Pílula Comum para Dormir Pode Reduzir o Acúmulo de Proteínas Ligadas ao Alzheimer: estudo

Com tanto mistério ainda envolvendo a doença de Alzheimer, os cientistas estão explorando cada vez mais a relação entre uma boa noite de sono e o progresso da doença. Recentemente, um estudo fez uma descoberta interessante: o uso de uma pílula comum para dormir pode ajudar a reduzir o acúmulo de proteínas tóxicas no cérebro.
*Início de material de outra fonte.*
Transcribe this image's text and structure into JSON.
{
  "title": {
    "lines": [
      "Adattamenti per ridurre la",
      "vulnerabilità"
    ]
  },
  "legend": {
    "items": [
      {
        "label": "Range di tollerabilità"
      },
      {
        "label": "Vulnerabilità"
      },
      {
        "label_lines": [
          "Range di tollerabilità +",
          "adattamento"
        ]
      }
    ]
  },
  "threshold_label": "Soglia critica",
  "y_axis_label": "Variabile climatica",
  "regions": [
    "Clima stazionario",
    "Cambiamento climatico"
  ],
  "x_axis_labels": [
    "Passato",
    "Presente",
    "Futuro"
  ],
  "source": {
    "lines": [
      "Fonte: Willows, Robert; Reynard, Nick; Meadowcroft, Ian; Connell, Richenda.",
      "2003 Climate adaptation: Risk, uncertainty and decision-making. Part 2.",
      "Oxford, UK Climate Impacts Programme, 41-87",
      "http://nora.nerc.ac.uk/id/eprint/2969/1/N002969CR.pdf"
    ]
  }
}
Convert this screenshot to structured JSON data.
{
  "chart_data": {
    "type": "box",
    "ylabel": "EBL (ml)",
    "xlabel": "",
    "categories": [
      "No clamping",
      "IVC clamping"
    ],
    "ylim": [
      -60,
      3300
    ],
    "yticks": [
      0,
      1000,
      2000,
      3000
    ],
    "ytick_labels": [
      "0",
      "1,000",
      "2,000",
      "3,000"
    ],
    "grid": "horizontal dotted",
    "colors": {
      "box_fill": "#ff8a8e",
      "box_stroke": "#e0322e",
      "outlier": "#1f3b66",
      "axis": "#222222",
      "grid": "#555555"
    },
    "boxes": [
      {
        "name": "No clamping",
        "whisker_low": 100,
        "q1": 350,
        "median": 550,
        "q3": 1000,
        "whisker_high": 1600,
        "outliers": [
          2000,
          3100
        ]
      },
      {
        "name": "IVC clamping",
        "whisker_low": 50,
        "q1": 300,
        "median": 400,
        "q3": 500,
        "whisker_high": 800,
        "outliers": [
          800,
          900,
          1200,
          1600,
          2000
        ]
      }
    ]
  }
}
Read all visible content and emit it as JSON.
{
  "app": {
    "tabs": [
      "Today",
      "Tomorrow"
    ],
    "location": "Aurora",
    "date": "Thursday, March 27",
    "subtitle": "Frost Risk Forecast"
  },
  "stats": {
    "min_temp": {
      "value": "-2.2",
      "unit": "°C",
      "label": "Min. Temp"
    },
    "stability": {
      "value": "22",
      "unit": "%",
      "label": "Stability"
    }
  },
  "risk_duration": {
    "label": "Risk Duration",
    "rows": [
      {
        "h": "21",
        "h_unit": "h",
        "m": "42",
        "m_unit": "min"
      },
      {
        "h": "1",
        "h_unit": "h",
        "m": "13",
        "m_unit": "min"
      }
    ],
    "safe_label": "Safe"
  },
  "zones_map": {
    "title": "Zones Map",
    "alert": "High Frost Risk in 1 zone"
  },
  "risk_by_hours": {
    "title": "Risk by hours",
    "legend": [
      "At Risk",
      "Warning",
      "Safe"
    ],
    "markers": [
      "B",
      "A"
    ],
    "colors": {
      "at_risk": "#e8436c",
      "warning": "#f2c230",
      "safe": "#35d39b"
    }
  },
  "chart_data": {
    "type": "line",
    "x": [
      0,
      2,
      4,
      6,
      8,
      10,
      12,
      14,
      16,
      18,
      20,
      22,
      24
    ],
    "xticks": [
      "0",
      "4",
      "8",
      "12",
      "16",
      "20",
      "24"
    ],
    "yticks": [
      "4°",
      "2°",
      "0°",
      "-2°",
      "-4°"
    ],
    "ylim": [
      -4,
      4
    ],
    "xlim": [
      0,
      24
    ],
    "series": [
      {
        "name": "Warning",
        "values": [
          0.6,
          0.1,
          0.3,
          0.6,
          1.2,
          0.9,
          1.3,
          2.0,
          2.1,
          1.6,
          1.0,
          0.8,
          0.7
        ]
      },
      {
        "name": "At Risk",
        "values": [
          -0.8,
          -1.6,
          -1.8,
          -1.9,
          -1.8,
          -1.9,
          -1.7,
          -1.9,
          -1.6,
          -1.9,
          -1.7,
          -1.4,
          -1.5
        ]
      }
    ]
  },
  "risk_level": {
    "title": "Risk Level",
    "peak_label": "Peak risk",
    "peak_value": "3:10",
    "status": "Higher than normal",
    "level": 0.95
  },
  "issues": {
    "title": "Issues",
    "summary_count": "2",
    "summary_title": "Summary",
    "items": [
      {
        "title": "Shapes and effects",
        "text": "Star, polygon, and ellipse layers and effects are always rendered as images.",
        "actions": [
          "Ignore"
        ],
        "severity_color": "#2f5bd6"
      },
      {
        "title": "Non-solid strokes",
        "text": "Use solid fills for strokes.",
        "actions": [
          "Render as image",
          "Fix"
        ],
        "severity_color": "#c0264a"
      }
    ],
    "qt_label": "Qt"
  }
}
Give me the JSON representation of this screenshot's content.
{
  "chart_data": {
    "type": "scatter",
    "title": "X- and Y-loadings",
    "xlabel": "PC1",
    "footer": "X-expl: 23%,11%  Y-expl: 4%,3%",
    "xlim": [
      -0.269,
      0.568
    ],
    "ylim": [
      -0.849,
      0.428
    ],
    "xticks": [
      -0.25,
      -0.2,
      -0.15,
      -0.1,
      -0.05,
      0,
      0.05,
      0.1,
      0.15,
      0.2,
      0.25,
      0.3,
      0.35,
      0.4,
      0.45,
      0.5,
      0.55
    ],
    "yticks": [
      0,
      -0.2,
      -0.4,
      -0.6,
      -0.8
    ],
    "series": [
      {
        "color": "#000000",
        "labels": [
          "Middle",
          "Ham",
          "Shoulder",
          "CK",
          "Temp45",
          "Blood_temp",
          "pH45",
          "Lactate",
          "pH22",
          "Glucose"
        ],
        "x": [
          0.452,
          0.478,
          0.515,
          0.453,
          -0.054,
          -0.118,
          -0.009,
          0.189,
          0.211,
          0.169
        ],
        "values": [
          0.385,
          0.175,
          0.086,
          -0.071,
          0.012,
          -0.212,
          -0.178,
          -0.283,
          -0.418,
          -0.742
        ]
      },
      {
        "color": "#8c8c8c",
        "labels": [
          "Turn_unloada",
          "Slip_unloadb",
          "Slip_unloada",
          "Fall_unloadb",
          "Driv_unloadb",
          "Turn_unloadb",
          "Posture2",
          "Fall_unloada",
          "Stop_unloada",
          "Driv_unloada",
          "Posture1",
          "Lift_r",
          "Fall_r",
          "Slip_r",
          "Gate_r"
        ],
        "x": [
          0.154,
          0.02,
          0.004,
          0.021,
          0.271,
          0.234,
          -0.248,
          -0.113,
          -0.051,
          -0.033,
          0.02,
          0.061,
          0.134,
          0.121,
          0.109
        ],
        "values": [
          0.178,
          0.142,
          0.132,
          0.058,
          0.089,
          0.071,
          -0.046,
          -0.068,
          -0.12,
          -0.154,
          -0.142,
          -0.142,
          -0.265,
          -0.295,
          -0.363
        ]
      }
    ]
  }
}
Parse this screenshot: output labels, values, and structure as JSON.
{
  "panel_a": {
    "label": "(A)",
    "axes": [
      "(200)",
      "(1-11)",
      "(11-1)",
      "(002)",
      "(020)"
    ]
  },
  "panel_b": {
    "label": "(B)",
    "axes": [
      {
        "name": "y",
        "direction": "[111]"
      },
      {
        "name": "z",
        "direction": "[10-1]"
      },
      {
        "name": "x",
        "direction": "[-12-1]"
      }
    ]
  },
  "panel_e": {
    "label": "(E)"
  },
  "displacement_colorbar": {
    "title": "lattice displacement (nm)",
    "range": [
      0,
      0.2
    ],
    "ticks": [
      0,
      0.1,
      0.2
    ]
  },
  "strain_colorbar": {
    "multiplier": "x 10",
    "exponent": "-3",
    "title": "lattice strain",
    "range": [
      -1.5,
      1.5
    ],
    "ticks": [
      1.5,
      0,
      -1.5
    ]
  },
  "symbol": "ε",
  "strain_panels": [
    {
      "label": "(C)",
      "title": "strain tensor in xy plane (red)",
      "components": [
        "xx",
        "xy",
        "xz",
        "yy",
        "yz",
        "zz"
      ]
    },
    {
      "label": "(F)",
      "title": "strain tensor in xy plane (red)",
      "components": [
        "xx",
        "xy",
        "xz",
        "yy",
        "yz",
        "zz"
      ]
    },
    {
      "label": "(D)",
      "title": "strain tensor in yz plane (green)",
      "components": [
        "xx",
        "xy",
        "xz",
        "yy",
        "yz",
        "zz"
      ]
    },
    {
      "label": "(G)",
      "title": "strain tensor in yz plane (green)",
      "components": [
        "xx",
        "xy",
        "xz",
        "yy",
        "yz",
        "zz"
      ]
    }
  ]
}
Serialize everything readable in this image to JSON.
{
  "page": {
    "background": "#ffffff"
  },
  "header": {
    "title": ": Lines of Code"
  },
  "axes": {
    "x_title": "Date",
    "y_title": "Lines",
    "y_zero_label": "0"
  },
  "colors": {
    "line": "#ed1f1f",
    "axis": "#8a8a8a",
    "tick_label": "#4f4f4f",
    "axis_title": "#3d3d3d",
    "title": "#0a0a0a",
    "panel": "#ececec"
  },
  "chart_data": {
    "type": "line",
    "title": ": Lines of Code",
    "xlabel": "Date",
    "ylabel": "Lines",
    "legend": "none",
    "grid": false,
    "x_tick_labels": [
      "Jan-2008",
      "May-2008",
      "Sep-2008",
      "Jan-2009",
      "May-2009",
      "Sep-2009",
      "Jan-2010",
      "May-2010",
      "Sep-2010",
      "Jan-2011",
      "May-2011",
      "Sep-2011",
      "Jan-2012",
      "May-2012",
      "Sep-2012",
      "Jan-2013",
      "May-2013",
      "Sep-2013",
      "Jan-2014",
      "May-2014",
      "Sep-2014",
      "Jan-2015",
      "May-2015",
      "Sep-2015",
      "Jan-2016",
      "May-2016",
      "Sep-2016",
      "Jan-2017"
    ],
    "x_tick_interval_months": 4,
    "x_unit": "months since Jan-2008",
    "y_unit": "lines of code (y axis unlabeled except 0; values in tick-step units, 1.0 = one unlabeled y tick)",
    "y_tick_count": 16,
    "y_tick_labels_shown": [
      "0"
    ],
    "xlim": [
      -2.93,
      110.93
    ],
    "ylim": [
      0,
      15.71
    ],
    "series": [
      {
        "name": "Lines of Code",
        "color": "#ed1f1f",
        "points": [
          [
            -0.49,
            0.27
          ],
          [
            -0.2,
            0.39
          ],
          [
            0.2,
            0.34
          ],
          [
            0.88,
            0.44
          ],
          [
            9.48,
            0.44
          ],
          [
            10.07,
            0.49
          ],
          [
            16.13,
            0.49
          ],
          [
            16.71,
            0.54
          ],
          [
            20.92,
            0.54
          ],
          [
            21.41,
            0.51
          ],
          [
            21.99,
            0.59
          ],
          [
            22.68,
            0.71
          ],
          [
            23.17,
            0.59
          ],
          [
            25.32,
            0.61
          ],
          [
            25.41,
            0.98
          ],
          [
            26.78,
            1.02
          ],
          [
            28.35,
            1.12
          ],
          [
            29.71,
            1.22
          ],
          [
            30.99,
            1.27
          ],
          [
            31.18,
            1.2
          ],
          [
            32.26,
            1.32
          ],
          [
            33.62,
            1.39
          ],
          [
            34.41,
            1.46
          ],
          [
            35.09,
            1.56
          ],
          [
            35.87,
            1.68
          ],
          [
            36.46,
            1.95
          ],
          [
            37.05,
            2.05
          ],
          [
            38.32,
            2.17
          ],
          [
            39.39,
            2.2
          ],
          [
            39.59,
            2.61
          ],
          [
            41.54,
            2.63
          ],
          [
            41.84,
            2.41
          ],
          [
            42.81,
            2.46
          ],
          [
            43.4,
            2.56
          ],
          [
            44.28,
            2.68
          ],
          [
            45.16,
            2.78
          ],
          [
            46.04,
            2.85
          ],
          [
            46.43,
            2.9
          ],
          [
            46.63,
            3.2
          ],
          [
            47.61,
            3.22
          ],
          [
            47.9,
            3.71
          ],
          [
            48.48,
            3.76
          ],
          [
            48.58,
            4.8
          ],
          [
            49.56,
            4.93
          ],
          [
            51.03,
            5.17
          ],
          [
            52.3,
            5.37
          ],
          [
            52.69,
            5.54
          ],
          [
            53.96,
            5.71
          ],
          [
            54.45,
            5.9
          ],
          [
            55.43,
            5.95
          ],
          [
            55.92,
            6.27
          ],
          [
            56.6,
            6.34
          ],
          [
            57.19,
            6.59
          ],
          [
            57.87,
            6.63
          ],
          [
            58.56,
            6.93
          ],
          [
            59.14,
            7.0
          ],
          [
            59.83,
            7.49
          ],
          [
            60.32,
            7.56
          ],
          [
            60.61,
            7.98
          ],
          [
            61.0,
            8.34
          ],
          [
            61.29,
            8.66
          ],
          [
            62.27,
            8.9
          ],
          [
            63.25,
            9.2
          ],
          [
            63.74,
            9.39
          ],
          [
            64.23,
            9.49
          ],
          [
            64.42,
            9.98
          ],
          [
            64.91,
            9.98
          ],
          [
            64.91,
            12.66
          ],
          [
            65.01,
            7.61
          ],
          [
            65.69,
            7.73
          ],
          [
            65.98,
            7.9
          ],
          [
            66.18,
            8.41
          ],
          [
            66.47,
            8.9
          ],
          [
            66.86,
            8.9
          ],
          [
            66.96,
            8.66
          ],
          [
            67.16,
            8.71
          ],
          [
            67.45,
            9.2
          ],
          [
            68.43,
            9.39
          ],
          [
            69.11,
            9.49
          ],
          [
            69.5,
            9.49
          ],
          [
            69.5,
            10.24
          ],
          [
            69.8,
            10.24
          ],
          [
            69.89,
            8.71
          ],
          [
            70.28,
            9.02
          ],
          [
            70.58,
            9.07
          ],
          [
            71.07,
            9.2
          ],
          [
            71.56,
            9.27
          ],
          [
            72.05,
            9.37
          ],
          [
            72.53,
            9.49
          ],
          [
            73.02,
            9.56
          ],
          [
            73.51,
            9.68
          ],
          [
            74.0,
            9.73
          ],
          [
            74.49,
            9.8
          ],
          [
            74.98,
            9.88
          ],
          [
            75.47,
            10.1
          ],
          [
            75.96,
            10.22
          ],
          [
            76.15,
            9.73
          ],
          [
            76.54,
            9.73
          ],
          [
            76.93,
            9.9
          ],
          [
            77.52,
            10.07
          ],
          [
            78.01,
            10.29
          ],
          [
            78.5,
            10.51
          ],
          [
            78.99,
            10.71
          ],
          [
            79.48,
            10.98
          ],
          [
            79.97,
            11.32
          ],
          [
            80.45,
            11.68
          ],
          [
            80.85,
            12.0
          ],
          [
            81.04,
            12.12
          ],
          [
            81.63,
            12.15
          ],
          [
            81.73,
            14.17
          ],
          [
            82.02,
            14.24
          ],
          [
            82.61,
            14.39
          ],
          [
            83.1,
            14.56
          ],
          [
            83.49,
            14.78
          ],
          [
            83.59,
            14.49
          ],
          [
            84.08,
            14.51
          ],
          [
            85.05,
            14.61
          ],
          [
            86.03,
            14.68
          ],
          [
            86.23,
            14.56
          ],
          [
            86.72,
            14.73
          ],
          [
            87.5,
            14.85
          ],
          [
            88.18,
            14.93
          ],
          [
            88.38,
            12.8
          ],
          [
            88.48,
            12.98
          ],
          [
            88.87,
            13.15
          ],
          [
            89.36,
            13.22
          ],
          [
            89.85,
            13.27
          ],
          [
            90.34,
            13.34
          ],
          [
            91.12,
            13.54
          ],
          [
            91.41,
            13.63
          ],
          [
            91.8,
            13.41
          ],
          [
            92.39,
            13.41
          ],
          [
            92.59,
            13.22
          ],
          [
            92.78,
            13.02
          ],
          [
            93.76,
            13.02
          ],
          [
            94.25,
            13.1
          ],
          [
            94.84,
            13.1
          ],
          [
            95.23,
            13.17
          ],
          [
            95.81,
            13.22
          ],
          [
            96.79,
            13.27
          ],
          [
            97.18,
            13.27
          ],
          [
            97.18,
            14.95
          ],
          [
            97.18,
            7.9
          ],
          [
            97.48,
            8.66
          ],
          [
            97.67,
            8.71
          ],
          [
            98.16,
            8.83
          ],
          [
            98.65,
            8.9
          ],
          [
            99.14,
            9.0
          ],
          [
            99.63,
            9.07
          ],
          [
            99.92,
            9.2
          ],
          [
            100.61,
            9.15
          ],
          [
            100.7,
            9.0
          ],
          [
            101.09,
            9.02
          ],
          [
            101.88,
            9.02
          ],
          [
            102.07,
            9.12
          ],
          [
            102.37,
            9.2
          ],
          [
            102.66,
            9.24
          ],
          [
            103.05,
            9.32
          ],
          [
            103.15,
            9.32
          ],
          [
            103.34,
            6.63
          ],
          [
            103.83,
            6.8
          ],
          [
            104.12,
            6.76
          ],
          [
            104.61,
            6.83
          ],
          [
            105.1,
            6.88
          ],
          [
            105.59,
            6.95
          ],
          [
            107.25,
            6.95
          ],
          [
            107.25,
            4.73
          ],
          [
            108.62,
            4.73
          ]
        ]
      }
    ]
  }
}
Realizado pela Universidade de Washington em St. Louis, o estudo observou que a administração de suvorexante, um medicamento frequentemente prescrito para insônia, por duas noites em um centro de sono resultou em uma leve diminuição nas proteínas beta-amiloide e tau, que são conhecidas por se acumularem no Alzheimer.
Embora a pesquisa tenha sido breve e tenha envolvido apenas 38 participantes saudáveis de meia-idade, ela levanta questões intrigantes sobre como o sono pode influenciar os marcadores moleculares da doença. Distúrbios do sono podem ser um sinal precoce do Alzheimer, surgindo antes de sintomas mais evidentes, como perda de memória e dificuldades cognitivas.
Os pesquisadores sugerem que um sono adequado pode ajudar a prevenir o Alzheimer ao permitir que o cérebro se livre das proteínas acumuladas e dos resíduos diários. Porém, apesar de as pílulas para dormir oferecerem algum alívio, o neurologista Brendan Lucey, que conduziu o estudo, alerta que não é hora de começar a tomar suvorexante diariamente como uma medida preventiva.
O estudo envolveu a administração de uma dose de suvorexante ou um placebo a participantes de 45 a 65 anos. Amostras do fluido cerebroespinhal foram coletadas a cada duas horas durante 36 horas. Os resultados mostraram que, apesar de não haver diferenças significativas no sono entre os grupos, as concentrações de beta-amiloide foram reduzidas em 10 a 20% com o uso da pílula, comparado ao placebo. A dose mais alta também reduziu temporariamente os níveis de tau, embora esse efeito tenha desaparecido após 24 horas.
O uso contínuo de pílulas para dormir pode levar a dependência e afetar a qualidade do sono, tornando-o menos profundo e mais superficial. Estudos anteriores já indicaram que um sono de má qualidade pode aumentar os níveis de proteínas associadas ao Alzheimer.
Embora o estudo ofereça uma nova perspectiva sobre a relação entre sono e Alzheimer, Lucey enfatiza que ainda há muito a ser descoberto. A hipótese de que aglomerados de proteínas causam Alzheimer tem sido questionada, e a busca por tratamentos eficazes continua.
Enquanto isso, melhorar a higiene do sono e tratar problemas como apneia pode ser uma abordagem sensata para proteger a saúde do cérebro. “Espero que, eventualmente, desenvolvamos medicamentos que aproveitem a relação entre sono e Alzheimer para prevenir o declínio cognitivo”, diz Lucey. Mas, por enquanto, estamos apenas começando a explorar esse caminho.